Страница 136 из 143
— Императрицу позабыли, господин лейтенант, — глухо отозвался Поспелов.
Бутаков швырнул карандаш на стол, дернул плечом и вышел из каюты. Карандаш покатился и упал на пол. Штурман пнул его погон, бормоча гневно:
— “Всем сестрам но серьгам… всем сестрам по серьгам”!..
Минуту спустя Ксенофонт Егорович выглянул из каюты, увидел Вернера:
— Тарасий где?
— Известно, — улыбнулся Томаш, — в “княжестве”.
Шевченко нравилось возиться на камбузе, в “Ванькином княжестве”, как прозвали матросы кухонный закуток денщика Тихова. Тарас Григорьевич, наверно, затруднился бы объяснить это неожиданное, лишь в экспедиции возникшее пристрастие. Тут многое исподволь сплелось. Не казарменное, по гроб ненавистное, было в Ванюшином хозяйстве, а совсем иное, домашнее, крестьянское чудилось. И в нехитром, но серьезном деле приготовления корабельных блюд, повторяющихся, как и в мужицком быту, борщей и каш, тоже крылось что-то позабытое, но доброе, родное с мальчишества. И еще казалось порою, что это вовсе и не судовая кухня, что и он, Тарас, наконец обрел кров, хату с двумя тополями у плетня, а жинка вот сию минуточку вбежит… То были даже и не мысли, а как бы тени от облаков. Ванюша Тихов не пугал их, не мешал им, и Шевченко по душе было возиться в “княжестве”, помогая “хлопчику” кухарничать.
— Тарасий! — позвал Ксенофонт Егорович.
Шевченко шагнул к нему, стирая руки тряпкой. Штурман схватил его за локоть и зашептал сбивчиво, комкая фразы, зашептал про то, как Бутаков совершил только что “обряд крещения”.
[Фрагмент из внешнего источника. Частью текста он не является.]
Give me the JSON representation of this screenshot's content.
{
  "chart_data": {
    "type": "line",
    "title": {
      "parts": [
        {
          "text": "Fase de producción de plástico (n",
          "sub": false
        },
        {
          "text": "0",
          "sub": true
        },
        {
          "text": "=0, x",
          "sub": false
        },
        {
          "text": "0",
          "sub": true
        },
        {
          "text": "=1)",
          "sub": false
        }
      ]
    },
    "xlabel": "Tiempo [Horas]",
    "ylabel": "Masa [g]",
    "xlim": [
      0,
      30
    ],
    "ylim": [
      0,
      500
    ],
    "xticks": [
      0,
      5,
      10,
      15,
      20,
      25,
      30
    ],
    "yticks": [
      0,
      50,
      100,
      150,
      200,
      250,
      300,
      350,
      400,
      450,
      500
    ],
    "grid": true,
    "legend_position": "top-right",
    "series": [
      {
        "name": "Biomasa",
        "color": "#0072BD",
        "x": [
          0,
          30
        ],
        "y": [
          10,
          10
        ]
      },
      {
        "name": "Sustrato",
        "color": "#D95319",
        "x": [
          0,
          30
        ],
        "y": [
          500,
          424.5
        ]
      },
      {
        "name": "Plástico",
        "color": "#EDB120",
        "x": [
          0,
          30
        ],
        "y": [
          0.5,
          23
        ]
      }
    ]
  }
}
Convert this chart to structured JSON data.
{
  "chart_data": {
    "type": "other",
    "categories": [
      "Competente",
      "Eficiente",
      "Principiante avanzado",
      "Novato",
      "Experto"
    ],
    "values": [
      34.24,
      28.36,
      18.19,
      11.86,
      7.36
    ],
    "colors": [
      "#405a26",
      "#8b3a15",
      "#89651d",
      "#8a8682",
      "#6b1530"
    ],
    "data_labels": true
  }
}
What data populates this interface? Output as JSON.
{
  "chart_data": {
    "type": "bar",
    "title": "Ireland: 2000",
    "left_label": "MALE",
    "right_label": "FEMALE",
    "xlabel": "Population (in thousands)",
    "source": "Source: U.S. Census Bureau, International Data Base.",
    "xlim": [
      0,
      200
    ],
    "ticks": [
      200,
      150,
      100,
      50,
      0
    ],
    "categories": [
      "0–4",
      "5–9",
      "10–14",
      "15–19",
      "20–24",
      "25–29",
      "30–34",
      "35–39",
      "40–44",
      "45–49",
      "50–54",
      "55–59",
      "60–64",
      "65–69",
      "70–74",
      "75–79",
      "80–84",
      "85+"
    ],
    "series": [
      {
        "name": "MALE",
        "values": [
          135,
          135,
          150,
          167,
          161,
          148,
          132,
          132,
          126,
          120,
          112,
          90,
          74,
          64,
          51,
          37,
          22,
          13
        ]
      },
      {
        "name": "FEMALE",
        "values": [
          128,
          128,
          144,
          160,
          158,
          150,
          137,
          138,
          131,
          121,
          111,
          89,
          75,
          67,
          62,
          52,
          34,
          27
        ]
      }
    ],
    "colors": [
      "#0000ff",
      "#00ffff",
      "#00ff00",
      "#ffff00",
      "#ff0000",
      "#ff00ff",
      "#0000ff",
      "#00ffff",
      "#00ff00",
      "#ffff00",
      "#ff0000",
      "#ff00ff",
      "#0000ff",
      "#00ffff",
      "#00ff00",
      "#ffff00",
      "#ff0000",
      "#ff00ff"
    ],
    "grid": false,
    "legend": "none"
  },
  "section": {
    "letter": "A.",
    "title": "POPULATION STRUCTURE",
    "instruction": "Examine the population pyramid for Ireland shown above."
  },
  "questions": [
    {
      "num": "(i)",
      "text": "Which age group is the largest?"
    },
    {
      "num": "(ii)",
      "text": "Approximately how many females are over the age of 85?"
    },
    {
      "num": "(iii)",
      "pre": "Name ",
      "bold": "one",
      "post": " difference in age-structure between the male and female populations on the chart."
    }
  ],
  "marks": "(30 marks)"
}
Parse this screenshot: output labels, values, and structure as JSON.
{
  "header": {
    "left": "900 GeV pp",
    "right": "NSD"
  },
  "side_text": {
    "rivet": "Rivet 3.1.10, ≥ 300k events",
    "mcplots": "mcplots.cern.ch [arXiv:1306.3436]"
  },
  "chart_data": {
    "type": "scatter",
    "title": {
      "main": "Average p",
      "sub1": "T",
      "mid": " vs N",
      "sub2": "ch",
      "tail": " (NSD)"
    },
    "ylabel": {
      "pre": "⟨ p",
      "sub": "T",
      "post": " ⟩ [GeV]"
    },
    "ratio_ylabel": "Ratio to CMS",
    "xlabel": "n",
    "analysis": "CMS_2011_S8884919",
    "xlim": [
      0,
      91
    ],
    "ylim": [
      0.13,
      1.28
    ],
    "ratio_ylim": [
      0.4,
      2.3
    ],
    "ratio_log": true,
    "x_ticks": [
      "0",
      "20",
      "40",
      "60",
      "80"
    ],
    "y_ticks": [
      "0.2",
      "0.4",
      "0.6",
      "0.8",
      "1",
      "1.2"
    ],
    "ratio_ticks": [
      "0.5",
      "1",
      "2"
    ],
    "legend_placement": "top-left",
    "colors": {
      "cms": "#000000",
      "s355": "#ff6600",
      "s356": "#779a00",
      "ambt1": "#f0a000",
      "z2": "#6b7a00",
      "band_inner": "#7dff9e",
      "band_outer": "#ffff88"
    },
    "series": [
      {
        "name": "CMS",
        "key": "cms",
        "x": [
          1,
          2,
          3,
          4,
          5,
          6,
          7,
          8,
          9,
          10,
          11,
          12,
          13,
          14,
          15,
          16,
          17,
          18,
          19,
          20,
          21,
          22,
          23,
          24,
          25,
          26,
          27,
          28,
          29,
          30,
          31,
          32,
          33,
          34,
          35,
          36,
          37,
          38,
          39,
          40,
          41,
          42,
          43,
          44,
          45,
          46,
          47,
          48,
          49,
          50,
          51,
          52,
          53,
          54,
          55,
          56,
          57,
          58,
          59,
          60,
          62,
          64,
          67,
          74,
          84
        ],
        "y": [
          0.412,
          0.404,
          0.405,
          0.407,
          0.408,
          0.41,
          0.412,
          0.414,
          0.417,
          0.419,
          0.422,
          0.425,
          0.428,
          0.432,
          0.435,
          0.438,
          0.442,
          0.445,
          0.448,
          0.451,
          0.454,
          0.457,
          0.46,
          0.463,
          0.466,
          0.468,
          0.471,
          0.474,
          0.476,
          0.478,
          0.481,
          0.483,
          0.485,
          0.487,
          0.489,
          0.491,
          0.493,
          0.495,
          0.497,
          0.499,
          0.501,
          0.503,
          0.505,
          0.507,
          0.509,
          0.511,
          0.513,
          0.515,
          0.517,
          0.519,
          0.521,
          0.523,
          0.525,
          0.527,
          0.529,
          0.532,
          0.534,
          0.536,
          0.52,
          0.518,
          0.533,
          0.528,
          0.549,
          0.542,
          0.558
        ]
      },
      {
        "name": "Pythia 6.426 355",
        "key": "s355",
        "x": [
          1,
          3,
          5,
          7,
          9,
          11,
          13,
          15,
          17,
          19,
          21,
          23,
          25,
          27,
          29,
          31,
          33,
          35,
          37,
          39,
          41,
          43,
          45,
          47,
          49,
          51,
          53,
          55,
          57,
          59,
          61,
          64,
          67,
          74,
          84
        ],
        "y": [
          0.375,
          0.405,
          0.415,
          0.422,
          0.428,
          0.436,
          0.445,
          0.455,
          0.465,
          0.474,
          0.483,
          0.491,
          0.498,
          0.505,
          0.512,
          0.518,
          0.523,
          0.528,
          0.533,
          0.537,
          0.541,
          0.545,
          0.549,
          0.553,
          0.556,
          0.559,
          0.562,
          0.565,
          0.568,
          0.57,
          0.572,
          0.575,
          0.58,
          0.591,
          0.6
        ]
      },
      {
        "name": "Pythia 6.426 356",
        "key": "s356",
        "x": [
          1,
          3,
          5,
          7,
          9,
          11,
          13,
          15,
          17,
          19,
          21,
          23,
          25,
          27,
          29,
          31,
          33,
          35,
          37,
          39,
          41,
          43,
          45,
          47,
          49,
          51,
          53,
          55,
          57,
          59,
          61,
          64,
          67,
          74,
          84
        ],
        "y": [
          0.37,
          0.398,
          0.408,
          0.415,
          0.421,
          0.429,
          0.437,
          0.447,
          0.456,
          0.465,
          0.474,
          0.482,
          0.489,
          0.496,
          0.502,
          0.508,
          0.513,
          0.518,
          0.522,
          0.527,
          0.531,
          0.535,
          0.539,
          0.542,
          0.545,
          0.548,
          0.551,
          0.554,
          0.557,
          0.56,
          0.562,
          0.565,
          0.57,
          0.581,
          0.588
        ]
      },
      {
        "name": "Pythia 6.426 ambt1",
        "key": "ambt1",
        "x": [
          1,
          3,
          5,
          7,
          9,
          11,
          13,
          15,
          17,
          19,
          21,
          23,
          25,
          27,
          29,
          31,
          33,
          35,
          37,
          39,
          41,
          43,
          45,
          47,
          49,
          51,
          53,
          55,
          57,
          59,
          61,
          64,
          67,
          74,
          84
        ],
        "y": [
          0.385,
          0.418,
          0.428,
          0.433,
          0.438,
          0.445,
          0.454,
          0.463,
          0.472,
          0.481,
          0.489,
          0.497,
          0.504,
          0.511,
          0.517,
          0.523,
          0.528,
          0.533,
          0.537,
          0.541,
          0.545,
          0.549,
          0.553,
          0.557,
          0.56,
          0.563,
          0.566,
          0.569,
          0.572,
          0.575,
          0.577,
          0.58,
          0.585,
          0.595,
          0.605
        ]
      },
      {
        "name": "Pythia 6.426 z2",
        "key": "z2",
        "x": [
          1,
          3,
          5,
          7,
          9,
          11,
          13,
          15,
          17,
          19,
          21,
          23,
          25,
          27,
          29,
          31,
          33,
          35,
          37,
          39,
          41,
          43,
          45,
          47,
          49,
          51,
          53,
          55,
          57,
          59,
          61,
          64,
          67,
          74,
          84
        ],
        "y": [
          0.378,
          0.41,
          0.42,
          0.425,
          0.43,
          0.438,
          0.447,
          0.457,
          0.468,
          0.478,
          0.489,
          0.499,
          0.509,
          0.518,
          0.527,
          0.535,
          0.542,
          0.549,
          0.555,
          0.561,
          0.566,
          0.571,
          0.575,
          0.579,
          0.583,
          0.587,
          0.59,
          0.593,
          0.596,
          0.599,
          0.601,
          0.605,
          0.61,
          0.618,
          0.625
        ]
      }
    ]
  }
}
Никогда еще Шевченко не видел Ксенофоита в столь сильном возбуждении. Тихий, задумчивый, и вот как распалился… Он испытывал к Поспелову, боцманскому сыну, труженику, симпатию искреннюю, очень теплую и про себя жалел его, по-братски жалел, будучи уверен, что Ксенофонт на тех, кому суждено окунуть свою сирую душу в штоф зелена вина да и сбиться с круга. Нередко сходились они с ним, беседы их были незатейливы, не трогали предметов важных, но они предавались беседе с такой сердечной доверительностью, что была она им куда нужнее всяческих мудреных рассуждений. Теперь же, слушая лихорадочный шепот Ксенофонта, Шевченко и понимал причину его ярости, и дивился этой ярости.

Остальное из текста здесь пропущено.